The cluster function should return a ClusterData class, fully populated with the necessary information.
- Add the capability to cluster a data set to your GUI. Ideally, the user should be able to pick a set of columns from a data set and then tell it to cluster. By default, you can limit clustering to a set of columns from the same data set.
- Add the capability to plot using cluster ID to select the color of points. Ideally, the user should be able to select the x/y/z/size axes from a data set and then select which clustering to use for color. By default, you can limit cluster analysis and visualization to a single data set. When a data set is made active, only clusterings on that data set should be visible.
- Test your clustering on the file clusterdata.csv. It should contain two well-separated clusters, with four clusters also being stable. Include a screen shot of this in your writeup.
- Test your clustering on the file AustraliaCoast.csv. Use 10 clusters and visualize the result using three variables, such as premax, maxairtemp, and maxsoilmoist. If you want to visualize clusters based on long/lat, then you will need to modify the type of those columns to be numeric. Include a screen shot of this in your writeup.

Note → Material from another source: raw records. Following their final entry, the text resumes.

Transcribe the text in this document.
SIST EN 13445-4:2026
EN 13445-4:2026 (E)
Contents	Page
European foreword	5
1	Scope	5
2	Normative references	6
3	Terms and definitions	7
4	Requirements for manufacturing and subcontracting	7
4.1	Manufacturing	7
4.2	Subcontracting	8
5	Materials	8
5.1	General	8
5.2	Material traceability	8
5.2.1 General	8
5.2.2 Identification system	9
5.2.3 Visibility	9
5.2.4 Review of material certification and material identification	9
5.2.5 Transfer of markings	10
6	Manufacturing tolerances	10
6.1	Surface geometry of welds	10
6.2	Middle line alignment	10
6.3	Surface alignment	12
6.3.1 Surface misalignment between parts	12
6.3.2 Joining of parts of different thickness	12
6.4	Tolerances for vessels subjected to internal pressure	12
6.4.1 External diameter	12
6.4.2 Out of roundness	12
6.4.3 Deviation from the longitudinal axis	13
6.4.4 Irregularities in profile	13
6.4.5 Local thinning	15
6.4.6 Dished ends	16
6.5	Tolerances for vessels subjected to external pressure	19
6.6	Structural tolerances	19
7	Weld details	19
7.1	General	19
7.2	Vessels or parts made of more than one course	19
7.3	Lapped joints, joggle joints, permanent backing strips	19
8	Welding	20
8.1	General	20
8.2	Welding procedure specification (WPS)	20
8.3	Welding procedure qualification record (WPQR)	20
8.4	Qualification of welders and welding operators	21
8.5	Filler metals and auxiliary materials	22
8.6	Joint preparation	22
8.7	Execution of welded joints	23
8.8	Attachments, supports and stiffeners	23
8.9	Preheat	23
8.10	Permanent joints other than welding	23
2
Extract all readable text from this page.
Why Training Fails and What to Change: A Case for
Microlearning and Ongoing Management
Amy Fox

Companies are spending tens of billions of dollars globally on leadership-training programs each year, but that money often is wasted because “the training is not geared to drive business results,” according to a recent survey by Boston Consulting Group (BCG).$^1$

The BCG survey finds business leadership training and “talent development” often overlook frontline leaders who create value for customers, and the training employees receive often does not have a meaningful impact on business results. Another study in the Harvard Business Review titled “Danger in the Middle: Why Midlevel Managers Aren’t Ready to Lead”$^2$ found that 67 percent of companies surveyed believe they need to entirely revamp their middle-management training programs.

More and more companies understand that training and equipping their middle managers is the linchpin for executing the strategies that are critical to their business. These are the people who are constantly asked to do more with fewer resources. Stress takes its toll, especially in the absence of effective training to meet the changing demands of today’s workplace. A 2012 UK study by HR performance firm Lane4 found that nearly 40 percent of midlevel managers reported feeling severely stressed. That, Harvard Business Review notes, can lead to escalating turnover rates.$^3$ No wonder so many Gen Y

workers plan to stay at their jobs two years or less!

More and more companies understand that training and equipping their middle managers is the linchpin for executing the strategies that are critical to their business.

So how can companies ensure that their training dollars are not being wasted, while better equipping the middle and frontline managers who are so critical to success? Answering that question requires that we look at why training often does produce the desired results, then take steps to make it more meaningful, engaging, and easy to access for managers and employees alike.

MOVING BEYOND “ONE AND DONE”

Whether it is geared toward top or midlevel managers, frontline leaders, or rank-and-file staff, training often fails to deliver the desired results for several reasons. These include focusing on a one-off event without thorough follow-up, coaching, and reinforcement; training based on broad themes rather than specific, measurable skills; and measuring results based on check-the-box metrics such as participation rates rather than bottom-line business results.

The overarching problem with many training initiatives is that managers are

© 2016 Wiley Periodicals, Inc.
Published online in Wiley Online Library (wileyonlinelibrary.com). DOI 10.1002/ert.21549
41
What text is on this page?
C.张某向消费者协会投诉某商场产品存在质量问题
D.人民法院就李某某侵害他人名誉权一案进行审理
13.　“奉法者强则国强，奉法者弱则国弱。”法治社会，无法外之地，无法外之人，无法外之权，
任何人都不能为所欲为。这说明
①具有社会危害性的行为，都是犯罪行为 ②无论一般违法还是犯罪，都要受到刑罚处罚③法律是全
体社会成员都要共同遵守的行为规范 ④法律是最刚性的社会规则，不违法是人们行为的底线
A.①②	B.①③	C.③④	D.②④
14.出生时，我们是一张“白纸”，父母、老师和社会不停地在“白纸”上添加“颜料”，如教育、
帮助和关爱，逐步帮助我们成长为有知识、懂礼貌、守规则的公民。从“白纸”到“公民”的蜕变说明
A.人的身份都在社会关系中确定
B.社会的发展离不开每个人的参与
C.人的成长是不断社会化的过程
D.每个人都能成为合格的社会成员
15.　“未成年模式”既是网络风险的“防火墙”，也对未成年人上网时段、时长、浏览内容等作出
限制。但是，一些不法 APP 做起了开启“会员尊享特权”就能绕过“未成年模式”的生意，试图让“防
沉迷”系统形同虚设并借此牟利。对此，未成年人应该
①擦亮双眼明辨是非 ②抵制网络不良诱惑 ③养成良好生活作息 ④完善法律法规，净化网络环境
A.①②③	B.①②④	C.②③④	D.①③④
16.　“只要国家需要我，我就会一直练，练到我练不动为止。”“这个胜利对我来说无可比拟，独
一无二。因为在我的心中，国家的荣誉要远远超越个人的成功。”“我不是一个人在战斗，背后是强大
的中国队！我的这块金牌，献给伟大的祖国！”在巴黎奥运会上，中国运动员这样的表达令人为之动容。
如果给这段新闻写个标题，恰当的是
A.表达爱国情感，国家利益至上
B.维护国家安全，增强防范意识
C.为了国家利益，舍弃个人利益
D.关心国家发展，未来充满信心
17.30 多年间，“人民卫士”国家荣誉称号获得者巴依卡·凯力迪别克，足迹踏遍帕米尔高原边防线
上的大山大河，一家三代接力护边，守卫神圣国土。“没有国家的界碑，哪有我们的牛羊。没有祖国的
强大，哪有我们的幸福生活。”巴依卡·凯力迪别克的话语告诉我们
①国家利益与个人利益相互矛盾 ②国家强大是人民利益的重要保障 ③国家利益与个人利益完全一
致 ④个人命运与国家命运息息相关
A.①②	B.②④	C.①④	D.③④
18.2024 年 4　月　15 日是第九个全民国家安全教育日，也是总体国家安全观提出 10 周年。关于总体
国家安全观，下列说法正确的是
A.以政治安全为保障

- Execute a clustering on a data file of your choice, trying to use the analysis to demonstrate something about the data set.
- Add features to the clustering, such as the distance metric.
- Run PCA on the AustraliaCoast data set and then cluster using the first three PCA dimensions. Visualize the result in PCA space.
- Implement other clustering methods.
- Enable the user to view the cluster means. Give the cluster means names.
- Write your own clustering algorithm instead of using the one in scipy.
- Add a function classify to your Analysis file/class. The function should be able to take in a ClusterData object and a new set of DataColIDs with the same variables (but representing different data points) and classify the new data with the existing cluster means. The function should return a new ClusterData object.
For this week's writeup, create a wiki page that shows your clustering visualizations, describes how your GUI works, and explains any extensions.
Once you have written up your assignment, give the page the label:
Put your code on the handin server in your private subdirectory.